Ray answered it himself. I could hear a piano going in the background.

‘This is Mike Granville,' I said. ‘ I suppose you haven't seen anything of Lynn today, have you?'

‘Wait a jiffy.' There was a pause. The piano stopped in mid-phrase. ‘Shades of Carl Philip Emmanuel. What did you say?'

‘I wondered if you'd seen Lynn today.'

‘I haven't
seen
her. I rang her about six this evening but alas, no reply. What's the matter, have you lost her?'

‘Temporarily. She's probably out somewhere and forgotten the time. I thought I'd check just in case you were the culprit.'

‘No, old boy. What hour is it? Yes, it's late for a little girl to be out. Sure your phone can
receive
calls?'

‘Yes, I've just had one. Never mind, I expect she'll turn up any minute now. Thanks.'

‘You're welcome. Oh, I say …' as I was about to ring off.

‘Yes?'

‘Lynn did say when she telephoned me on Monday something about being away this weekend.
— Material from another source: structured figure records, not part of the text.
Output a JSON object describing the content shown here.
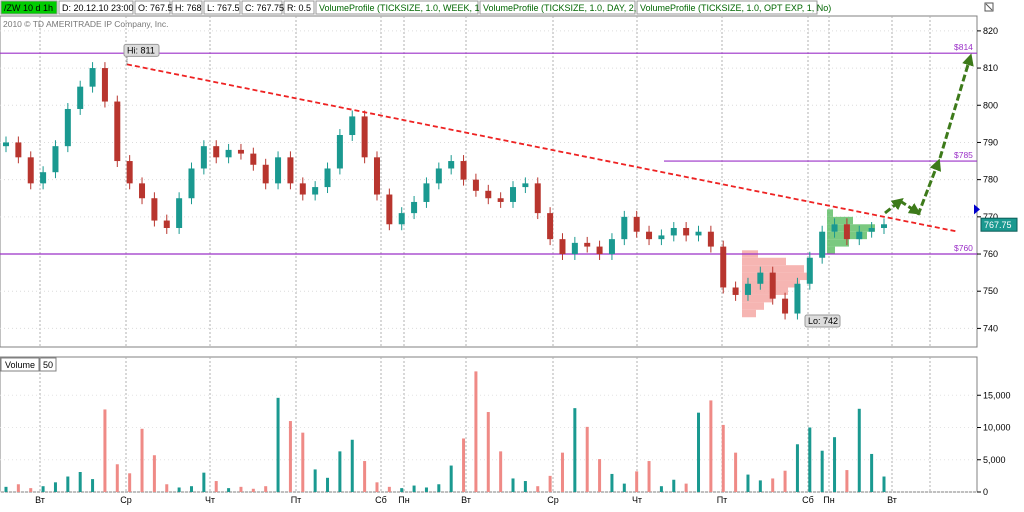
{
  "header": {
    "fields": [
      {
        "text": "/ZW 10 d 1h",
        "color": "#000000",
        "bg": "#00cc00"
      },
      {
        "text": "D: 20.12.10 23:00",
        "color": "#000000",
        "bg": "#ffffff"
      },
      {
        "text": "O: 767.5",
        "color": "#000000",
        "bg": "#ffffff"
      },
      {
        "text": "H: 768",
        "color": "#000000",
        "bg": "#ffffff"
      },
      {
        "text": "L: 767.5",
        "color": "#000000",
        "bg": "#ffffff"
      },
      {
        "text": "C: 767.75",
        "color": "#000000",
        "bg": "#ffffff"
      },
      {
        "text": "R: 0.5",
        "color": "#000000",
        "bg": "#ffffff"
      },
      {
        "text": "VolumeProfile (TICKSIZE, 1.0, WEEK, 1, No)",
        "color": "#006600",
        "bg": "#ffffff"
      },
      {
        "text": "VolumeProfile (TICKSIZE, 1.0, DAY, 2, No)",
        "color": "#006600",
        "bg": "#ffffff"
      },
      {
        "text": "VolumeProfile (TICKSIZE, 1.0, OPT EXP, 1, No)",
        "color": "#006600",
        "bg": "#ffffff"
      }
    ]
  },
  "copyright": "2010 © TD AMERITRADE IP Company, Inc.",
  "volume_panel": {
    "label": "Volume",
    "count": "50"
  },
  "colors": {
    "grid": "#b0b0b0",
    "up": "#1a9990",
    "down": "#b8352e",
    "vol_up": "#1a9990",
    "vol_down": "#ef8a86",
    "levels": "#9b30c8",
    "trend": "#ee2222",
    "arrow": "#3d7a1a",
    "profile_red": "#f5a8a4",
    "profile_green": "#63c06a"
  },
  "chart_data": [
    {
      "type": "candlestick",
      "title": "/ZW 10 d 1h",
      "x_tick_labels": [
        "Вт",
        "Ср",
        "Чт",
        "Пт",
        "Сб",
        "Пн",
        "Вт",
        "Ср",
        "Чт",
        "Пт",
        "Сб",
        "Пн",
        "Вт"
      ],
      "ylim": [
        735,
        824
      ],
      "y_tick_labels": [
        "740",
        "750",
        "760",
        "770",
        "780",
        "790",
        "800",
        "810",
        "820"
      ],
      "series": [
        {
          "name": "price",
          "close": [
            790,
            786,
            779,
            782,
            789,
            799,
            805,
            810,
            801,
            785,
            779,
            775,
            769,
            767,
            775,
            783,
            789,
            786,
            788,
            787,
            784,
            779,
            786,
            779,
            776,
            778,
            783,
            792,
            797,
            786,
            776,
            768,
            771,
            774,
            779,
            783,
            785,
            780,
            777,
            775,
            774,
            778,
            779,
            771,
            764,
            760,
            763,
            762,
            760,
            764,
            770,
            766,
            764,
            765,
            767,
            765,
            766,
            762,
            751,
            749,
            752,
            755,
            748,
            744,
            752,
            759,
            766,
            768,
            764,
            766,
            767,
            768
          ]
        },
        {
          "name": "$814",
          "value": 814
        },
        {
          "name": "$785",
          "value": 785
        },
        {
          "name": "$760",
          "value": 760
        },
        {
          "name": "last",
          "value": 767.75
        }
      ],
      "annotations": {
        "high": "Hi: 811",
        "low": "Lo: 742",
        "last_price": "767.75",
        "levels": [
          "$814",
          "$785",
          "$760"
        ],
        "trendline": {
          "from": 811,
          "to": 766
        }
      }
    },
    {
      "type": "bar",
      "title": "Volume",
      "x_tick_labels": [
        "Вт",
        "Ср",
        "Чт",
        "Пт",
        "Сб",
        "Пн",
        "Вт",
        "Ср",
        "Чт",
        "Пт",
        "Сб",
        "Пн",
        "Вт"
      ],
      "ylim": [
        0,
        20000
      ],
      "y_tick_labels": [
        "0",
        "5,000",
        "10,000",
        "15,000"
      ],
      "values": [
        800,
        1200,
        600,
        900,
        1500,
        2400,
        3100,
        2000,
        12800,
        4300,
        2900,
        9800,
        5700,
        1200,
        700,
        900,
        3000,
        1700,
        600,
        800,
        500,
        900,
        14600,
        11000,
        9200,
        3500,
        2200,
        6300,
        8100,
        4800,
        1500,
        800,
        600,
        1000,
        700,
        1200,
        4100,
        8300,
        18700,
        12400,
        6300,
        2100,
        1700,
        900,
        2500,
        6100,
        13000,
        10100,
        5100,
        2800,
        1300,
        3200,
        4800,
        900,
        1900,
        1300,
        12300,
        14200,
        10400,
        6100,
        2700,
        1800,
        2100,
        3300,
        7400,
        10000,
        6400,
        8500,
        3400,
        12900,
        5900,
        2400
      ]
    }
  ]
}
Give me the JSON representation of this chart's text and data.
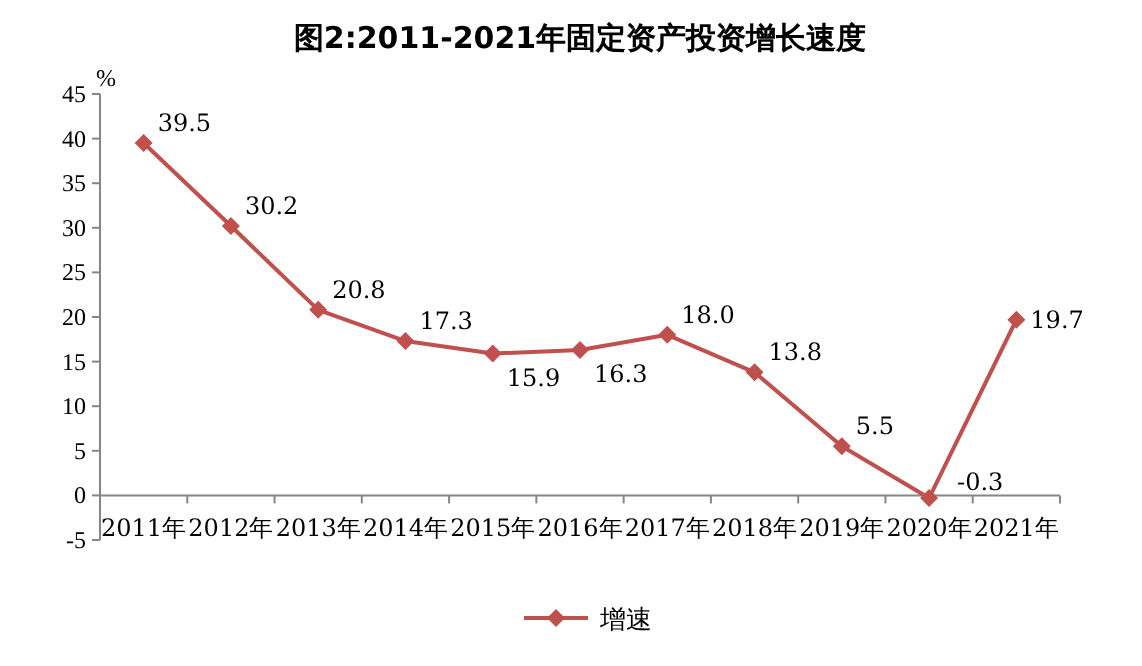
{
  "chart_data": {
    "type": "line",
    "title": "图2:2011-2021年固定资产投资增长速度",
    "ylabel": "%",
    "categories": [
      "2011年",
      "2012年",
      "2013年",
      "2014年",
      "2015年",
      "2016年",
      "2017年",
      "2018年",
      "2019年",
      "2020年",
      "2021年"
    ],
    "series": [
      {
        "name": "增速",
        "color": "#c0504d",
        "values": [
          39.5,
          30.2,
          20.8,
          17.3,
          15.9,
          16.3,
          18.0,
          13.8,
          5.5,
          -0.3,
          19.7
        ],
        "value_labels": [
          "39.5",
          "30.2",
          "20.8",
          "17.3",
          "15.9",
          "16.3",
          "18.0",
          "13.8",
          "5.5",
          "-0.3",
          "19.7"
        ]
      }
    ],
    "ylim": [
      -5,
      45
    ],
    "yticks": [
      -5,
      0,
      5,
      10,
      15,
      20,
      25,
      30,
      35,
      40,
      45
    ],
    "marker": "diamond",
    "line_style": "solid",
    "data_labels": true,
    "legend": "bottom",
    "grid": false
  }
}
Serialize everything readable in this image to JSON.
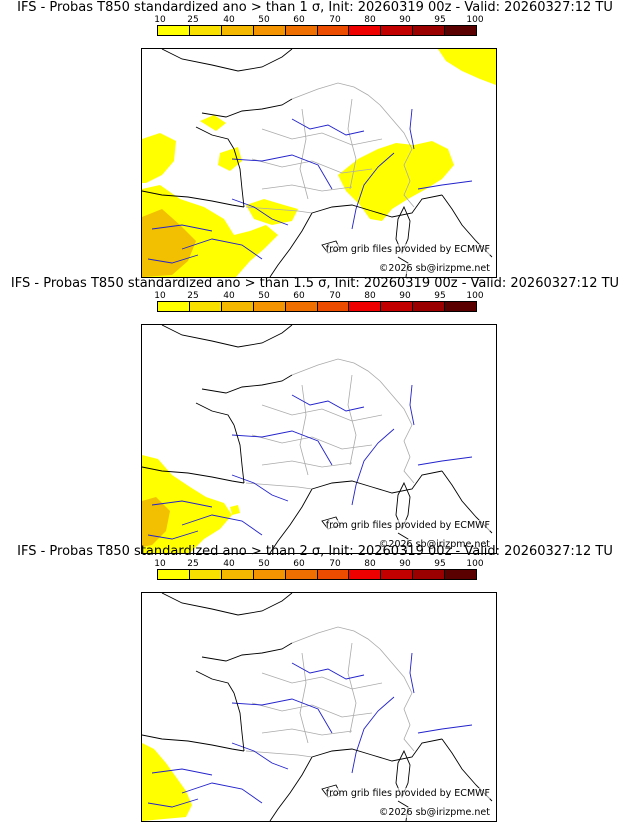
{
  "colors": {
    "scale": [
      "#ffff00",
      "#f8e000",
      "#f5b800",
      "#f39400",
      "#ef7000",
      "#ec4c00",
      "#ee0000",
      "#c20000",
      "#9a0000",
      "#5a0000"
    ],
    "coast": "#000000",
    "rivers": "#2222cc",
    "borders": "#aaaaaa",
    "prob_low": "#ffff00",
    "prob_mid": "#f2c000"
  },
  "scale_ticks": [
    "10",
    "25",
    "40",
    "50",
    "60",
    "70",
    "80",
    "90",
    "95",
    "100"
  ],
  "panels": [
    {
      "title": "IFS - Probas T850  standardized ano > than 1 σ, Init: 20260319 00z - Valid: 20260327:12 TU",
      "source": "from grib files provided by ECMWF",
      "copyright": "©2026 sb@irizpme.net"
    },
    {
      "title": "IFS - Probas T850  standardized ano > than 1.5 σ, Init: 20260319 00z - Valid: 20260327:12 TU",
      "source": "from grib files provided by ECMWF",
      "copyright": "©2026 sb@irizpme.net"
    },
    {
      "title": "IFS - Probas T850  standardized ano > than 2 σ, Init: 20260319 00z - Valid: 20260327:12 TU",
      "source": "from grib files provided by ECMWF",
      "copyright": "©2026 sb@irizpme.net"
    }
  ]
}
I said I might drop in on Saturday with some brand-new records she'd ordered and she said she might be away then. But of course you'll know about that.'

I said, to give myself time to think: ‘Well, it's only Thursday night yet, isn't it?'

‘Of course. Anyway when she does turn up ask her to ring me in the morning, will you.'

‘I will. Goodbye.'
‘Goodbye.'

When someone isn't home when you expect them to be, when after a decent interval they still don't turn up and send no message and have left no note, it's natural to get a bit anxious. But there's still a lack of decisive event. There's no warning blip on a radar screen. There's no exact moment before which it was silly to ring the police or the nearest hospital and after which it's silly not to. Your ears are all the time waiting for the click of the door, the quick familiar footstep and the breathless glove-peeling apology.